Vision for Higher Education and Research: Structures and Further Preparation Must Also Remain Transparent

Today, the Ministry of Education and Culture published a vision for higher education and research, extending to 2030. The Ministry has been working on the vision for a little under a year, and they have now published their set of objectives. I commented on the vision on behalf of SYL at the publication event, and I have to say that I was positively surprised: instead of rash legal changes, the Ministry presented a real vision today.

SYL considers the objectives defined in the vision to be good for the most part. The transparency, flexibility and accessibility of education and research are themes that are repeated in the vision often. The focus on students is also well reflected in the document, and the relationship between basic research and new innovations has been recognised. The number of higher education graduates is to be increased so that half of the age group would complete a higher education degree in the future. The goal could be set even higher, but achieving it also requires resources. Staff organisations in particular have raised concerns that higher education institutions have cut down the number of teaching and research staff. This cannot continue if we truly want to be a country with the most educated workforce in the world.

To make this happen, the perspective must be on the learner. The students’ position, the ability to move, and the pressure on students amidst the changes and the ever-scarcer livelihood have been well-recognised in the vision. Supporting the students’ ability to learn should be a target of constant inspection and development also in the future because the effects of the latest cuts and changes are not even visible in the current statistics. “Education is developed with the student in mind” should not be just a phrase found in festive speeches and vision programmes; it must be a cross-cutting guideline for the development of higher education.

The human perspective is sometimes forgotten, especially when talking about the accumulation of education. The vision’s background material problematises the fact that 28% of students applying for universities and 25% of students applying for universities of applied sciences already have a higher education study place or degree when applying. The accumulation of education is a real problem, but the students themselves are very rarely the cause of the problem: sometimes people have to look for a new career path because of health reasons or due to the structure of the labour market, and in some cases, people have no alternatives because the opportunities for retraining or continuing training in a higher education institution are non-existent.

The vision also places a strong emphasis on the transparency of education, flexible study paths and lifelong learning – goals that everyone can surely agree with. In further development, it should be noted that transparency cannot be promoted only with the power of speech; it requires incentives and new initiatives. The new platform model for higher education proposed by SYL, Social Science Professionals (Yhteiskunta-alan korkeakoulutetut ry, YKA) and the Finnish Business School Graduates is one example of such an initiative. The idea is to open up the entire selection of Finnish higher education to all learners and to encourage higher education institutions to offer teaching also to students outside their own institutions with the help of a study credit-based funding model.

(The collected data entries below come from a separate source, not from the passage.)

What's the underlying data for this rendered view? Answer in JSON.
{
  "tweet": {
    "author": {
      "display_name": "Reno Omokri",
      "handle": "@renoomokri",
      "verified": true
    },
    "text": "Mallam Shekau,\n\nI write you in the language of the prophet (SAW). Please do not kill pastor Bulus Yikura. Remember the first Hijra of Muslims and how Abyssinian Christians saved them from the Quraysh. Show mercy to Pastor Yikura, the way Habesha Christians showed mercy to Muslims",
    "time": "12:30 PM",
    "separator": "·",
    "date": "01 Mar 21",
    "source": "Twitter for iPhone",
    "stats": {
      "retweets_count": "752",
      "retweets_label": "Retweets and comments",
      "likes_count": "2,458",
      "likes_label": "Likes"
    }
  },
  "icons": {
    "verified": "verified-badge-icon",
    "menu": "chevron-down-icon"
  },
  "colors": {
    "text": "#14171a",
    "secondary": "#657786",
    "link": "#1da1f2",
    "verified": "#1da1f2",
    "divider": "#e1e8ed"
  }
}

The platform model is an example of a structure that would contribute to the vision’s goals of new kind of know-how, closer cooperation, and a greater number of higher education graduates. Careful consideration and impact assessment must also be observed in other structural solutions: the goal of reducing the number of higher education institutions cannot outweigh accessibility and the needs of the region, and enabling legislation should not be the same as changes just for the sake of changes.

These objectives form the starting point for developing measures in the form of a road map and for designing various thematic development programmes to support the map. In my speech at the event, I also reminded people of the fact that broad interest group cooperation should be genuinely broad, and that every part and interest group in the university community must get their voices heard equally. Parliamentary parties, both in the government and the opposition, should also be involved in the parliamentary preparations. When the road map is successful, it will determine the direction of Finnish higher education for years to come with a more long-term approach and the approval of a wider community than any government programme or development plan for education could ever achieve.